- Theatrical release poster
- Directed by: Amutha Sarathy
- Written by: Ajinu Ayyappan
- Dialogues by: Amutha Sarathy
- Produced by: Madhu Rao Mysur Shabeer Pathan V Vivekanandan
- Starring: Yogi Babu; Pramod Shetty; Roopesh Shetty; Sithara; Varsha Viswanath; Munnar Ramesh; Gajaraj;
- Cinematography: A. Vinod Bharathi
- Edited by: Pon Kathiresh
- Music by: AGR
- Production companies: Sarvata Cine Garage Shimoga Creations
- Release date: 5 June 2026;
- Running time: 130 minutes
- Country: India
- Language: Tamil

= Sannidhanam P.O =

2026 Tamil film

Sannidhanam P.O (Note: P.O stands for post office.) is a 2026 Indian Tamil-language drama film directed by Amutha Sarathy. The film stars Yogi Babu, Pramod Shetty, Roopesh Shetty, Sithara, Varsha Viswanath, Munnar Ramesh, and Gajaraj. It explores themes related to Sabarimala pilgrimage.
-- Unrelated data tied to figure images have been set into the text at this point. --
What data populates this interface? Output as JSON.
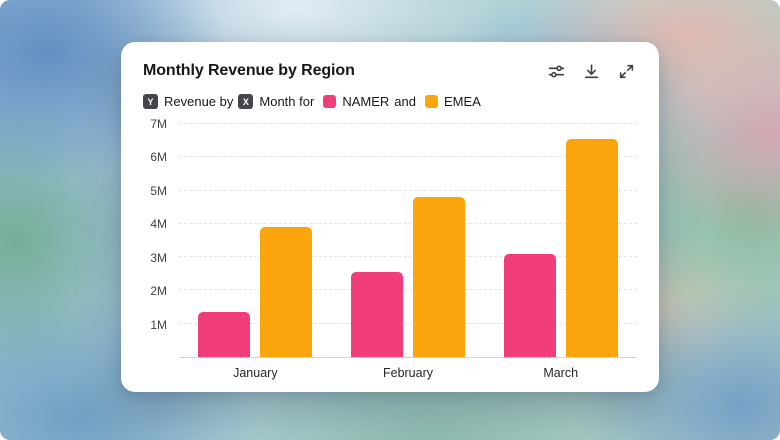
{
  "card": {
    "title": "Monthly Revenue by Region",
    "toolbar_icons": [
      "sliders-icon",
      "download-icon",
      "expand-icon"
    ]
  },
  "subtitle": {
    "y_badge": "Y",
    "y_label": "Revenue by",
    "x_badge": "X",
    "x_label": "Month for",
    "series1": "NAMER",
    "join": "and",
    "series2": "EMEA"
  },
  "colors": {
    "namer": "#F23D7B",
    "emea": "#F9A50B",
    "badge": "#43464B"
  },
  "chart_data": {
    "type": "bar",
    "title": "Monthly Revenue by Region",
    "categories": [
      "January",
      "February",
      "March"
    ],
    "series": [
      {
        "name": "NAMER",
        "color": "#F23D7B",
        "values": [
          1.35,
          2.55,
          3.1
        ]
      },
      {
        "name": "EMEA",
        "color": "#F9A50B",
        "values": [
          3.9,
          4.8,
          6.55
        ]
      }
    ],
    "xlabel": "Month",
    "ylabel": "Revenue",
    "ylim": [
      0,
      7
    ],
    "yticks": [
      "1M",
      "2M",
      "3M",
      "4M",
      "5M",
      "6M",
      "7M"
    ],
    "grid": "horizontal-dashed",
    "legend_position": "inline-subtitle"
  }
}
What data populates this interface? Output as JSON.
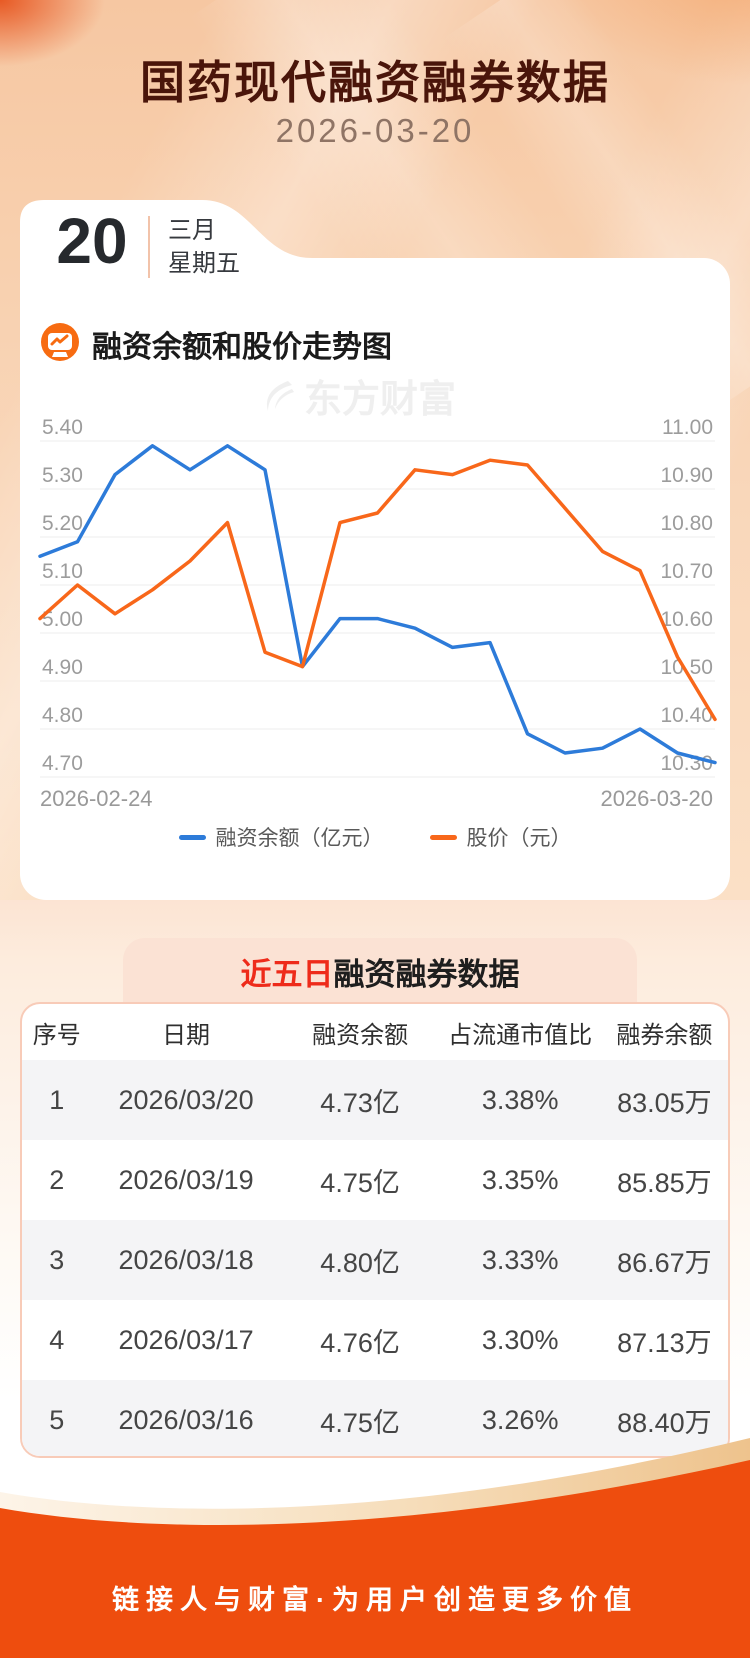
{
  "header": {
    "title": "国药现代融资融券数据",
    "date": "2026-03-20"
  },
  "date_card": {
    "day": "20",
    "month": "三月",
    "weekday": "星期五"
  },
  "chart_section": {
    "title": "融资余额和股价走势图"
  },
  "watermark": "东方财富",
  "chart_data": {
    "type": "line",
    "x": [
      "2026-02-24",
      "2026-02-25",
      "2026-02-26",
      "2026-02-27",
      "2026-03-02",
      "2026-03-03",
      "2026-03-04",
      "2026-03-05",
      "2026-03-06",
      "2026-03-09",
      "2026-03-10",
      "2026-03-11",
      "2026-03-12",
      "2026-03-13",
      "2026-03-16",
      "2026-03-17",
      "2026-03-18",
      "2026-03-19",
      "2026-03-20"
    ],
    "x_axis_labels": {
      "left": "2026-02-24",
      "right": "2026-03-20"
    },
    "left_axis": {
      "min": 4.7,
      "max": 5.4,
      "ticks": [
        "5.40",
        "5.30",
        "5.20",
        "5.10",
        "5.00",
        "4.90",
        "4.80",
        "4.70"
      ]
    },
    "right_axis": {
      "min": 10.3,
      "max": 11.0,
      "ticks": [
        "11.00",
        "10.90",
        "10.80",
        "10.70",
        "10.60",
        "10.50",
        "10.40",
        "10.30"
      ]
    },
    "grid": true,
    "legend_position": "bottom",
    "series": [
      {
        "name": "融资余额（亿元）",
        "axis": "left",
        "color": "#2d7bd9",
        "values": [
          5.16,
          5.19,
          5.33,
          5.39,
          5.34,
          5.39,
          5.34,
          4.93,
          5.03,
          5.03,
          5.01,
          4.97,
          4.98,
          4.79,
          4.75,
          4.76,
          4.8,
          4.75,
          4.73
        ]
      },
      {
        "name": "股价（元）",
        "axis": "right",
        "color": "#f8671a",
        "values": [
          10.63,
          10.7,
          10.64,
          10.69,
          10.75,
          10.83,
          10.56,
          10.53,
          10.83,
          10.85,
          10.94,
          10.93,
          10.96,
          10.95,
          10.86,
          10.77,
          10.73,
          10.55,
          10.42
        ]
      }
    ]
  },
  "table_section": {
    "title_highlight": "近五日",
    "title_rest": "融资融券数据",
    "columns": [
      "序号",
      "日期",
      "融资余额",
      "占流通市值比",
      "融券余额"
    ],
    "rows": [
      [
        "1",
        "2026/03/20",
        "4.73亿",
        "3.38%",
        "83.05万"
      ],
      [
        "2",
        "2026/03/19",
        "4.75亿",
        "3.35%",
        "85.85万"
      ],
      [
        "3",
        "2026/03/18",
        "4.80亿",
        "3.33%",
        "86.67万"
      ],
      [
        "4",
        "2026/03/17",
        "4.76亿",
        "3.30%",
        "87.13万"
      ],
      [
        "5",
        "2026/03/16",
        "4.75亿",
        "3.26%",
        "88.40万"
      ]
    ]
  },
  "footer": {
    "slogan": "链接人与财富·为用户创造更多价值"
  },
  "colors": {
    "footer_orange": "#ee4d0e",
    "title_maroon": "#4a150a",
    "tab_red": "#ee2b1a",
    "line_blue": "#2d7bd9",
    "line_orange": "#f8671a"
  }
}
The film was released on 5 June 2026.

== Plot ==

The story follows a mother who takes her young son, Sabari, on his first pilgrimage to Sabarimala. During the crowded pilgrimage, the boy goes missing. Due to a series of unfortunate events and misunderstandings, the mother is wrongly accused in connection with his disappearance and ends up in prison.
Years later, the old case is reopened, and hidden truths about what really happened begin to emerge. The film follows the investigation into the boy's disappearance, the emotional journey of the separated mother and son, and the mystery surrounding whether they will finally reunite. Blending family drama, mystery, and emotion against the backdrop of Sabarimala, the movie explores themes of faith, love, and justice.

== Production ==
The film was conceptualised by Ajinu Ayyappan, who envisioned a story centred around the traditions and cultural significance of Sabarimala. Roopesh Shetty, Pramod Shetty and Varsha Viswanath made their foray into Tamil cinema through this film. Principal photography began in early 2024, with major sequences shot in locations across Kerala and Tamil Nadu.

== Music ==
The music was composed by AGR. The first single "Yeri Vanthom Ayyappa" was released in April 2026.

== Reception ==
Abhinav Subramanian of The Times of India rated the film 2/5 stars and wrote, "Sannidhanam PO means well, but never figures out when it has said enough". A critic from Dinamalar gave the film the same rating and felt that in there was no spiritual feeling towards Ayyappa and no affection between the mother and the son. Dinakaran appreciated the cast performances, especially Sithara's, and the cinematography.